Abstract
Information concerning recalls of products derived from particular biological sources has been provided in the “Recall Information” section of a website containing information on drugs and medical equipment since July, 2003. However, considering that “products derived from particular biological sources” have mostly been recovered when the information is presented on the website, the quantity of the products for recovery is likely to be substantial based on “State of Progression of Retrospective Investigations of Blood Donors”, and that the Red Cross of Japan has provided 24,019 pieces of information to medical organizations in connection with retrospective investigations, recall information concerning “products derived from particular biological sources” differs from that for other products in that its presentation is restricted.
However, the situation has been markedly influenced by the following regulations.

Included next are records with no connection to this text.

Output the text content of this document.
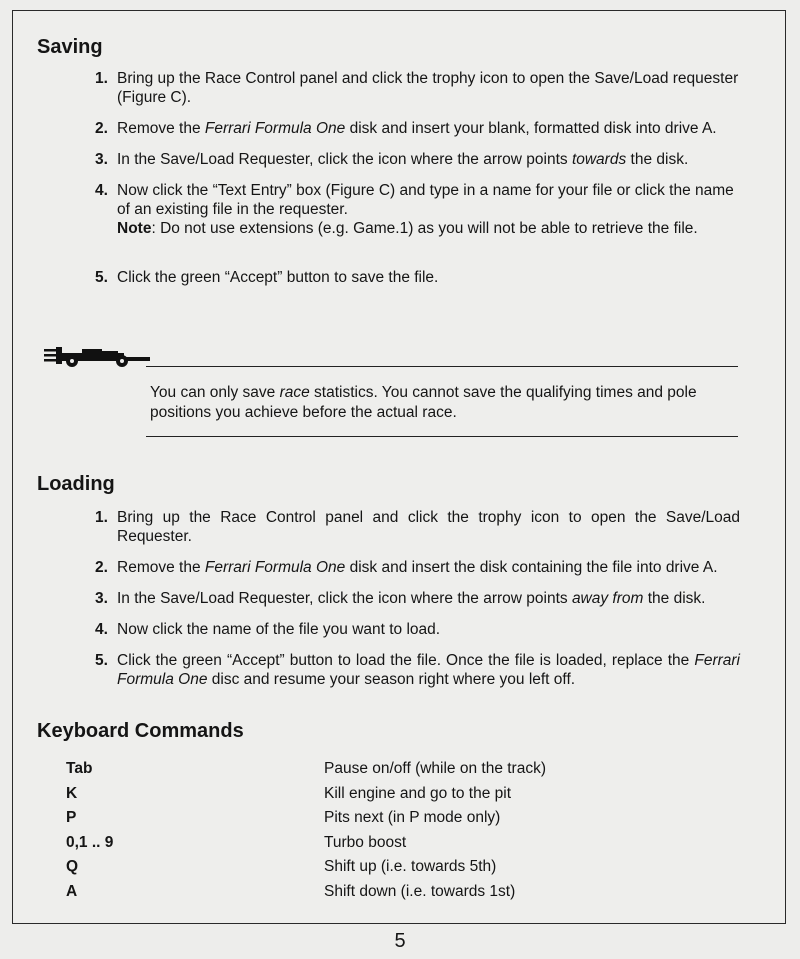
Saving
1. Bring up the Race Control panel and click the trophy icon to open the Save/Load requester (Figure C).
2. Remove the Ferrari Formula One disk and insert your blank, formatted disk into drive A.
3. In the Save/Load Requester, click the icon where the arrow points towards the disk.
4. Now click the “Text Entry” box (Figure C) and type in a name for your file or click the name of an existing file in the requester.
Note: Do not use extensions (e.g. Game.1) as you will not be able to retrieve the file.
5. Click the green “Accept” button to save the file.

You can only save race statistics. You cannot save the qualifying times and pole positions you achieve before the actual race.

Loading
1. Bring up the Race Control panel and click the trophy icon to open the Save/Load Requester.
2. Remove the Ferrari Formula One disk and insert the disk containing the file into drive A.
3. In the Save/Load Requester, click the icon where the arrow points away from the disk.
4. Now click the name of the file you want to load.
5. Click the green “Accept” button to load the file. Once the file is loaded, replace the Ferrari Formula One disc and resume your season right where you left off.
Keyboard Commands
Tab	Pause on/off (while on the track)
K	Kill engine and go to the pit
P	Pits next (in P mode only)
0,1 .. 9	Turbo boost
Q	Shift up (i.e. towards 5th)
A	Shift down (i.e. towards 1st)
5
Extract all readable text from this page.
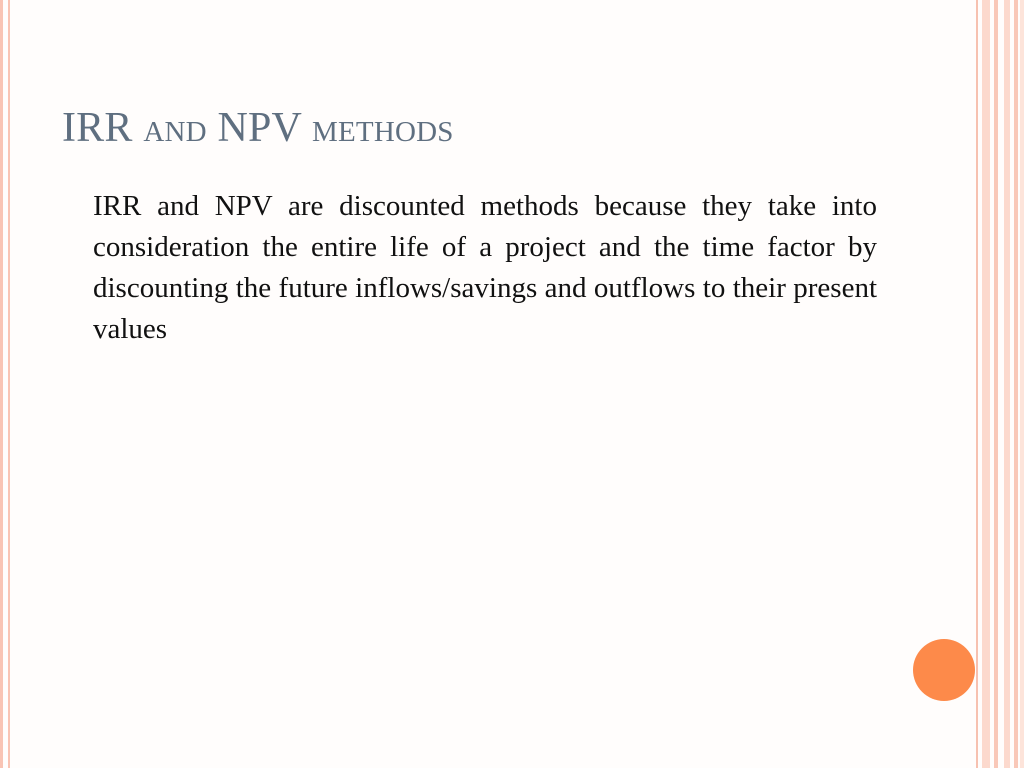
IRR and NPV methods

IRR and NPV are discounted methods because they take into consideration the entire life of a project and the time factor by discounting the future inflows/savings and outflows to their present values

1. The possibility of retrospective investigation was increased by Article 68-9 of the Pharmaceutical Affairs Law enforced on July 30, 2003 : “Preparation and retention of records on biological products”.2)
2. The “Exhaustive review of blood donation histories of blood donors”3) stipulated that information must be provided to medical organizations, and the products in question must be recovered if they have not been used.
In this study, the usefulness of retrospective investigation of recall information of “products derived from particular biological sources” was evaluated.
The results suggest that, in evaluating “recall information”, it is necessary to investigate the total number of products to be recalled and the background of the recalls, and also to consider regulations other than the recall regulations applied to individual drugs.